The Resurrection

HE IS RISEN!

by Father Brian J. Soliven on Sunday April 5, 2026

It is a curious thing how easily we grow accustomed to the dull weight of the world, as though sorrow were the final word, as though death were the great period at the end of every sentence. We live, most of us, as if the story is already written in ink that cannot be altered. The tears of Good Friday, we think, is simply how things are.

But then… there is Easter.

The Resurrection is not merely a happy ending tacked onto a tragic tale. It is the great reversal, the divine interruption. It is, if you like, the Author Himself stepping onto the stage and insisting that the play shall not end in darkness after all. Death, which seemed so solid, so inevitable, is revealed to be a door—and not a locked one.

If Christ is risen, then everything we assumed to be ultimate is, in fact, provisional. Sin is not the final master. Suffering is not meaningless. Even death itself has been, as it were, hollowed out from the inside. The worst thing is never the last thing.

This changes not only our destination, but our present. For if death has been defeated, then fear need not govern us like before. We are freed, freed to love recklessly, to forgive extravagantly, to hope stubbornly in places where hope seems absurd. The Resurrection does not remove the wounds of the world; rather, it transforms them. The scars remain, but they shine iridescently. St. Augustine discovered this in the 4th century, when he famously exclaimed, “In my deepest wound I saw your glory and it dazzled me.” 

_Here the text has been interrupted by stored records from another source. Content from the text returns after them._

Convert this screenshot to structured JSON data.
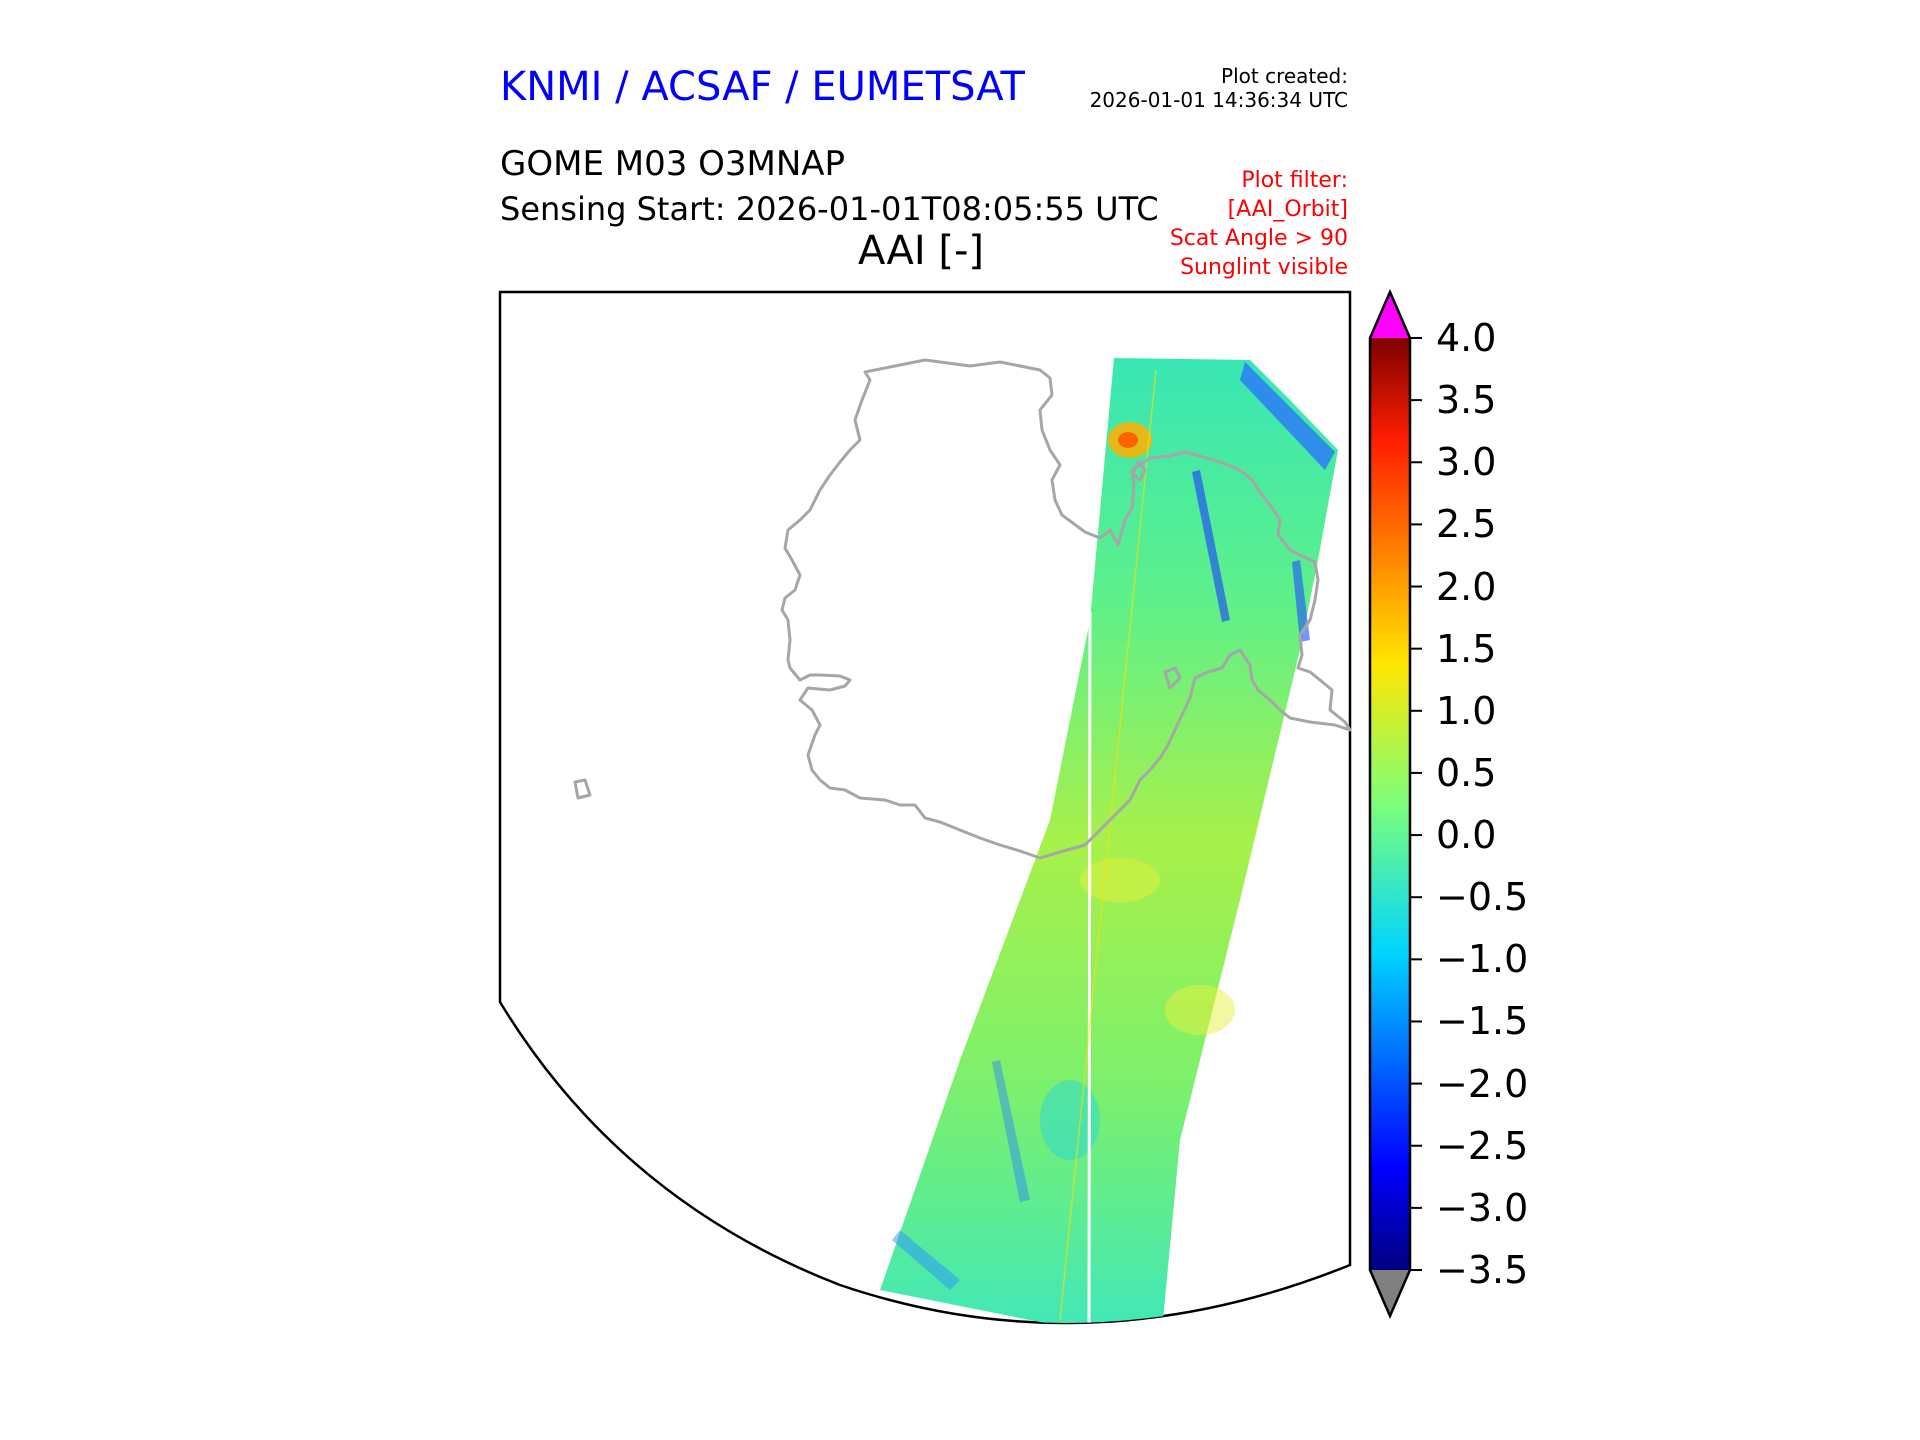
{
  "header": {
    "agency": "KNMI / ACSAF / EUMETSAT",
    "plot_created_label": "Plot created:",
    "plot_created_time": "2026-01-01 14:36:34 UTC",
    "product": "GOME M03 O3MNAP",
    "sensing_start": "Sensing Start: 2026-01-01T08:05:55 UTC",
    "variable": "AAI [-]"
  },
  "filter": {
    "lines": [
      "Plot filter:",
      "[AAI_Orbit]",
      "Scat Angle > 90",
      "Sunglint visible"
    ]
  },
  "colorbar": {
    "min": -3.5,
    "max": 4.0,
    "tick_labels": [
      "4.0",
      "3.5",
      "3.0",
      "2.5",
      "2.0",
      "1.5",
      "1.0",
      "0.5",
      "0.0",
      "−0.5",
      "−1.0",
      "−1.5",
      "−2.0",
      "−2.5",
      "−3.0",
      "−3.5"
    ],
    "over_color": "#ff00ff",
    "under_color": "#808080",
    "colormap": "jet"
  },
  "map": {
    "coastline_color": "#a6a6a6",
    "swath_dominant_values": "mostly -0.5 to 1.0 (cyan-green-yellow)"
  }
}
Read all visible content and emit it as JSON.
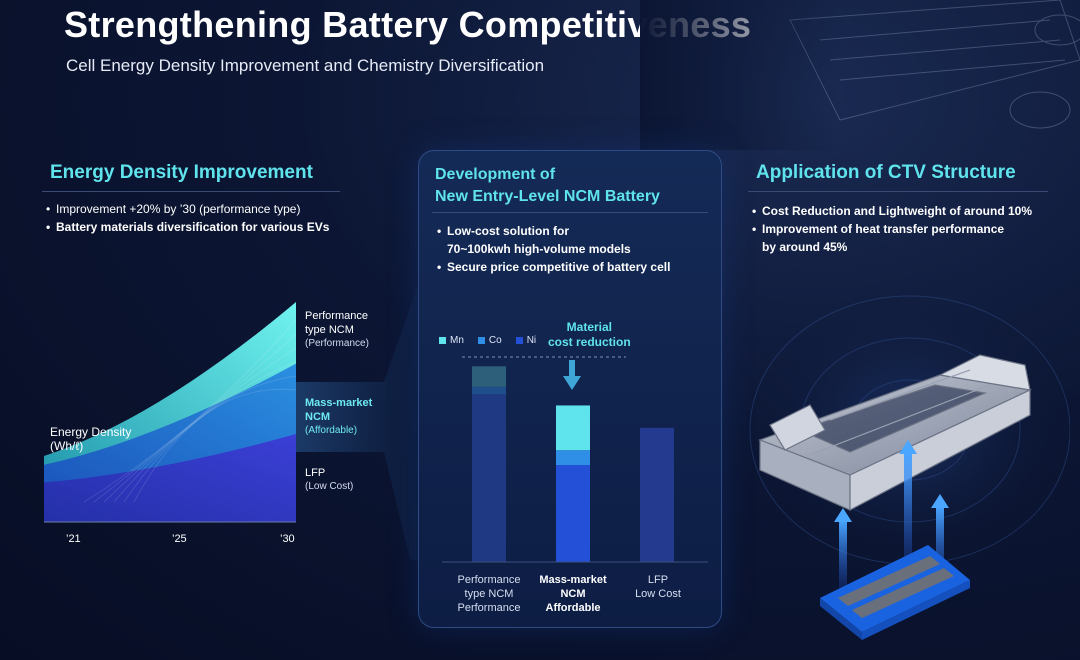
{
  "header": {
    "title": "Strengthening Battery Competitiveness",
    "subtitle": "Cell Energy Density Improvement and Chemistry Diversification"
  },
  "left": {
    "title": "Energy Density Improvement",
    "bullets": [
      "Improvement +20% by ’30 (performance type)",
      "Battery materials diversification for various EVs"
    ],
    "axis_label_line1": "Energy Density",
    "axis_label_line2": "(Wh/ℓ)",
    "series_labels": [
      {
        "line1": "Performance",
        "line2": "type NCM",
        "sub": "(Performance)"
      },
      {
        "line1": "Mass-market",
        "line2": "NCM",
        "sub": "(Affordable)"
      },
      {
        "line1": "LFP",
        "line2": "",
        "sub": "(Low Cost)"
      }
    ],
    "x_ticks": [
      "’21",
      "’25",
      "’30"
    ]
  },
  "center": {
    "title_line1": "Development of",
    "title_line2": "New Entry-Level NCM Battery",
    "bullets": [
      {
        "line1": "Low-cost solution for",
        "line2": "70~100kwh high-volume models"
      },
      {
        "line1": "Secure price competitive of battery cell",
        "line2": ""
      }
    ],
    "legend": [
      {
        "name": "Mn",
        "color": "#5fe3ec"
      },
      {
        "name": "Co",
        "color": "#2f8fe6"
      },
      {
        "name": "Ni",
        "color": "#2450d8"
      }
    ],
    "callout_line1": "Material",
    "callout_line2": "cost reduction",
    "categories": [
      {
        "line1": "Performance",
        "line2": "type NCM",
        "line3": "Performance"
      },
      {
        "line1": "Mass-market",
        "line2": "NCM",
        "line3": "Affordable"
      },
      {
        "line1": "LFP",
        "line2": "Low Cost",
        "line3": ""
      }
    ]
  },
  "right": {
    "title": "Application of CTV Structure",
    "bullets": [
      {
        "line1": "Cost Reduction and Lightweight of around 10%",
        "line2": ""
      },
      {
        "line1": "Improvement of heat transfer performance",
        "line2": "by around 45%"
      }
    ]
  },
  "chart_data": [
    {
      "type": "area",
      "title": "Energy Density Improvement",
      "ylabel": "Energy Density (Wh/ℓ)",
      "x": [
        2021,
        2025,
        2030
      ],
      "series": [
        {
          "name": "Performance type NCM (Performance)",
          "values": [
            30,
            52,
            100
          ]
        },
        {
          "name": "Mass-market NCM (Affordable)",
          "values": [
            26,
            40,
            72
          ]
        },
        {
          "name": "LFP (Low Cost)",
          "values": [
            18,
            25,
            40
          ]
        }
      ],
      "ylim": [
        0,
        100
      ]
    },
    {
      "type": "bar",
      "stacked": true,
      "categories": [
        "Performance type NCM Performance",
        "Mass-market NCM Affordable",
        "LFP Low Cost"
      ],
      "series": [
        {
          "name": "Ni",
          "values": [
            90,
            52,
            0
          ]
        },
        {
          "name": "Co",
          "values": [
            4,
            8,
            0
          ]
        },
        {
          "name": "Mn",
          "values": [
            11,
            24,
            0
          ]
        },
        {
          "name": "LFP",
          "values": [
            0,
            0,
            72
          ]
        }
      ],
      "ylim": [
        0,
        110
      ]
    }
  ]
}
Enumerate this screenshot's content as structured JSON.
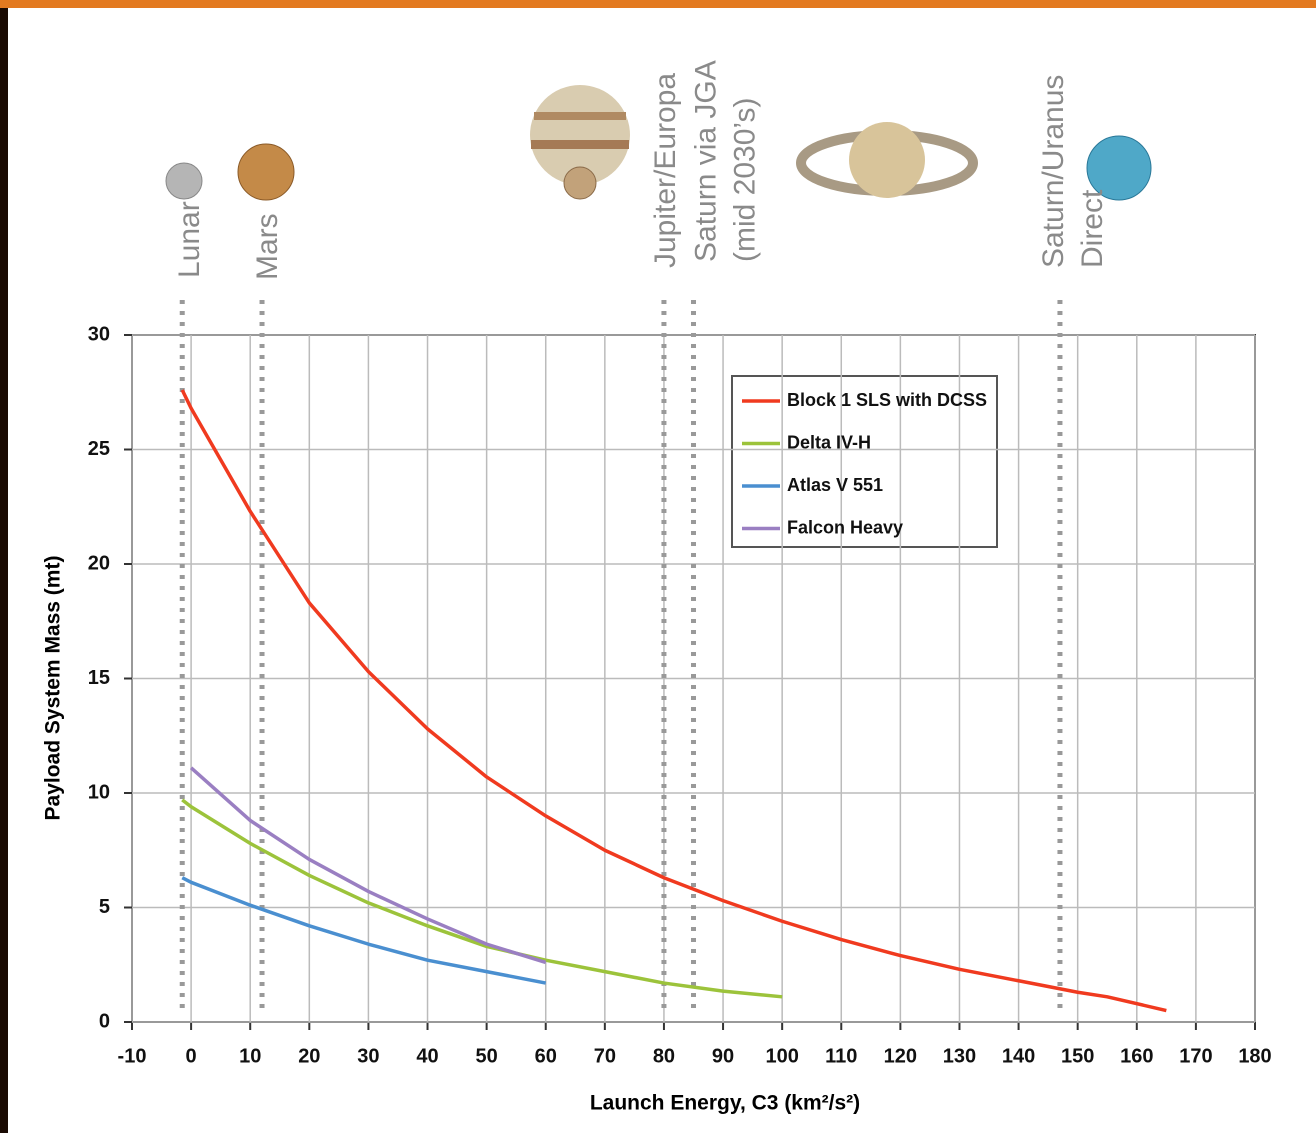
{
  "chart_data": {
    "type": "line",
    "xlabel": "Launch Energy, C3 (km²/s²)",
    "ylabel": "Payload System Mass (mt)",
    "xlim": [
      -10,
      180
    ],
    "xticks": [
      -10,
      0,
      10,
      20,
      30,
      40,
      50,
      60,
      70,
      80,
      90,
      100,
      110,
      120,
      130,
      140,
      150,
      160,
      170,
      180
    ],
    "ylim": [
      0,
      30
    ],
    "yticks": [
      0,
      5,
      10,
      15,
      20,
      25,
      30
    ],
    "grid": true,
    "references": [
      {
        "x": -1.5,
        "lines": [
          "Lunar"
        ]
      },
      {
        "x": 12,
        "lines": [
          "Mars"
        ]
      },
      {
        "x": 80,
        "lines": [
          "Jupiter/Europa"
        ]
      },
      {
        "x": 85,
        "lines": [
          "Saturn via JGA",
          "(mid 2030’s)"
        ]
      },
      {
        "x": 147,
        "lines": [
          "Saturn/Uranus",
          "Direct"
        ]
      }
    ],
    "series": [
      {
        "name": "Block 1 SLS with DCSS",
        "color": "#f03a1f",
        "x": [
          -1.5,
          0,
          10,
          20,
          30,
          40,
          50,
          60,
          70,
          80,
          90,
          100,
          110,
          120,
          130,
          140,
          150,
          155,
          165
        ],
        "values": [
          27.6,
          26.8,
          22.3,
          18.3,
          15.3,
          12.8,
          10.7,
          9.0,
          7.5,
          6.3,
          5.3,
          4.4,
          3.6,
          2.9,
          2.3,
          1.8,
          1.3,
          1.1,
          0.5
        ]
      },
      {
        "name": "Delta IV-H",
        "color": "#9cc33b",
        "x": [
          -1.5,
          0,
          10,
          20,
          30,
          40,
          50,
          60,
          70,
          80,
          90,
          100
        ],
        "values": [
          9.7,
          9.4,
          7.8,
          6.4,
          5.2,
          4.2,
          3.3,
          2.7,
          2.2,
          1.7,
          1.35,
          1.1
        ]
      },
      {
        "name": "Atlas V 551",
        "color": "#4a8fd0",
        "x": [
          -1.5,
          0,
          10,
          20,
          30,
          40,
          50,
          60
        ],
        "values": [
          6.3,
          6.1,
          5.1,
          4.2,
          3.4,
          2.7,
          2.2,
          1.7
        ]
      },
      {
        "name": "Falcon Heavy",
        "color": "#9a7fc2",
        "x": [
          0,
          10,
          20,
          30,
          40,
          50,
          60
        ],
        "values": [
          11.1,
          8.8,
          7.1,
          5.7,
          4.5,
          3.4,
          2.6
        ]
      }
    ]
  }
}
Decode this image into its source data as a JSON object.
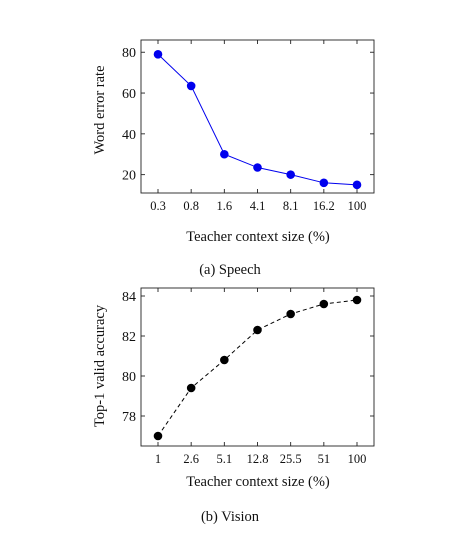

And here is the most astonishing part: the Resurrection is not merely something that happened to Christ; it is something that happens to us. We are invited into it. The new life is not postponed until some distant heaven; it has already begun, quietly, like dawn spreading across the Central Valley, once suffocated by dense tule fog.

So we must ask ourselves: do we still live as though the tomb is sealed? Or have we begun to live as though it is empty?

For if it is empty—and it is—then everything has changed.